Le liquidateur expose ensuite que la créance déclarée par la Commune de [Localité 5] est infondée, dès lors qu'il ressort des propres pièces de l'appelante que le coût du sinistre serait inférieur à 400 000 euros HT, avec une responsabilité du maître d''uvre entre 0 et 5 %, soit au plus 20 000 euros intégralement couverts par l'assureur du sous-traitant.
Il demande donc la confirmation de l'ordonnance.
La Commune de [Localité 5] répond qu'elle a d'abord cherché une voie amiable, que face à la carence de son maître d''uvre, la société Etre et Chêne, elle a dû reconstituer le dossier technique, et que c'est à juste titre qu'elle sollicite l'admission de sa créance qu'elle estime à 3 668 861,76 euros, ainsi que l'a estimé la société DB Ingénierie, expert technique conseil, par ailleurs maître d''uvre conseil, qu'elle a mandaté aux fins d'établir un audit technique de l'état du chantier.

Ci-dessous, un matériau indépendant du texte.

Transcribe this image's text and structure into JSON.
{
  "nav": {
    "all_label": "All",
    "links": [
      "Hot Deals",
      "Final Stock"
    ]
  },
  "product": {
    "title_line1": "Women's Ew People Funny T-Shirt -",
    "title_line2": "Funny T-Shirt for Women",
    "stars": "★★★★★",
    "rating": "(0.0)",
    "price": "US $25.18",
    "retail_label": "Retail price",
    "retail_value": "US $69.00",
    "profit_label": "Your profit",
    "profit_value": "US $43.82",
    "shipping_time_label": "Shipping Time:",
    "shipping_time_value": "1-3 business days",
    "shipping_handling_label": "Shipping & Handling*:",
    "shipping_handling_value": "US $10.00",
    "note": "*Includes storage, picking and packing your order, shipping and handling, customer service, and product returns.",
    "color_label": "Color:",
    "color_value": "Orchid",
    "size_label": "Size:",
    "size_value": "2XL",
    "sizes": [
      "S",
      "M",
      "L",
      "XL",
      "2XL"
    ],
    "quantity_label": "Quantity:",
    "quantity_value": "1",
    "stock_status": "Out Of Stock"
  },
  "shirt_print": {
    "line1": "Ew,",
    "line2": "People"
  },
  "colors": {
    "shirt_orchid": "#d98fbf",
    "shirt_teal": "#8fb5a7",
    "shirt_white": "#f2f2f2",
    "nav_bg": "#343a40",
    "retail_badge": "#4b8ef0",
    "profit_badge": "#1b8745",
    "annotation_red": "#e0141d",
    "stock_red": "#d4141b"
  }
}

Il résulte de l'article L.624-2 du code de commerce que le juge commissaire n'a compétence pour statuer sur les moyens opposés à la demande d'admission qu'en l'absence de contestation sérieuse.

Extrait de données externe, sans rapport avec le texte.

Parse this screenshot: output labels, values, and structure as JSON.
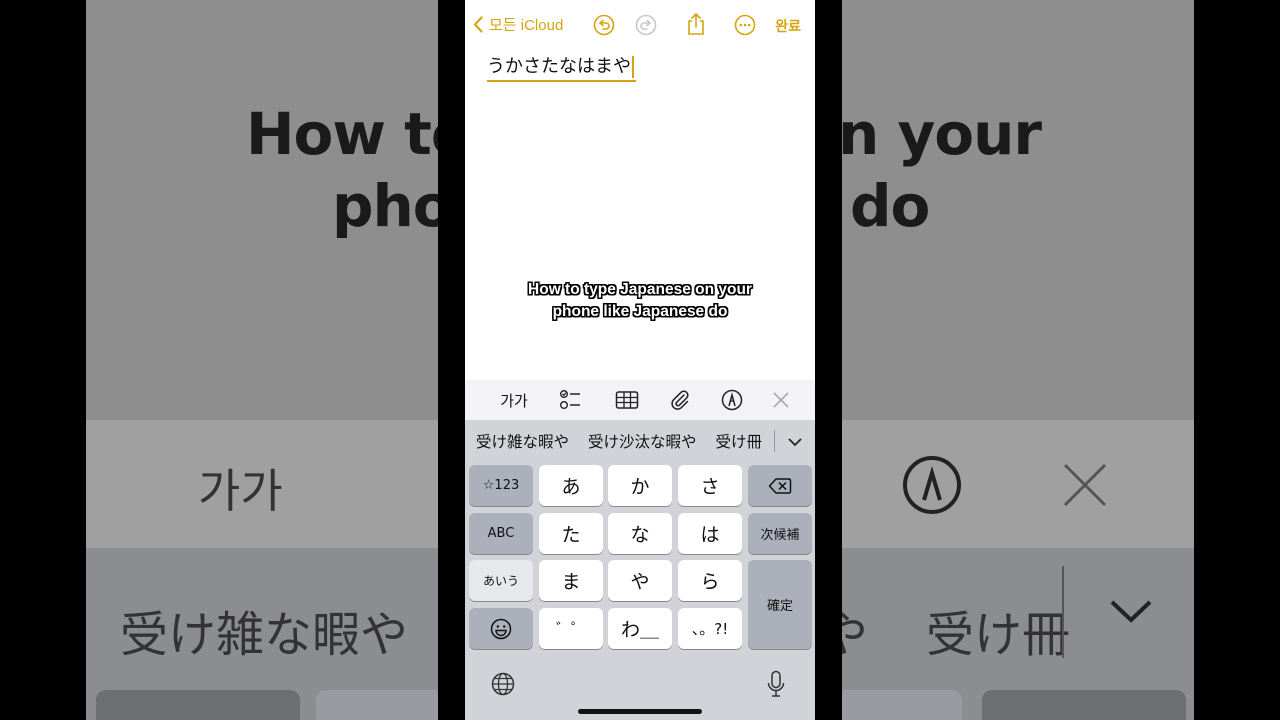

En l'espèce, en l'absence d'expertise contradictoire la contestation du liquidateur judiciaire apparaît sérieuse tant dans son principe que dans son montant.
Il convient donc de constater l'existence d'une contestation sérieuse, et, en application de l'article R. 624-5 du code de commerce, de renvoyer les parties à mieux se pourvoir, d'inviter la Commune de [Localité 5] à saisir la juridiction compétente dans un délai d'un mois à compter de la notification qui lui sera faite du présent arrêt, à peine de forclusion, et de renvoyer l'affaire à l'audience de la mise en état du 14 mars 2024 afin de vérifier si la juridiction compétente a bien été saisie.
Les dépens seront employés en frais privilégiés de procédure collective.
Aucune considération d'équité ne commande de faire application de l'article 700 du code de procédure civile.
PAR CES MOTIFS
Infirme l'ordonnance,
Statuant à nouveau,
Constate l'existence d'une contestation sérieuse,
Renvoie les parties à mieux se pourvoir,
Invite la Commune de [Localité 5] à saisir la juridiction compétente dans un délai d'un mois à compter de la notification qui lui sera faite du présent arrêt, à peine de forclusion,
Renvoie l'affaire à l'audience de la mise en état du 14 mars 2024 afin de vérifier si la juridiction compétente a bien été saisie,
Ordonne l'emploi des dépens en frais privilégiés de procédure collective,
Rejette les demandes en application de l'article 700 du code de procédure civile.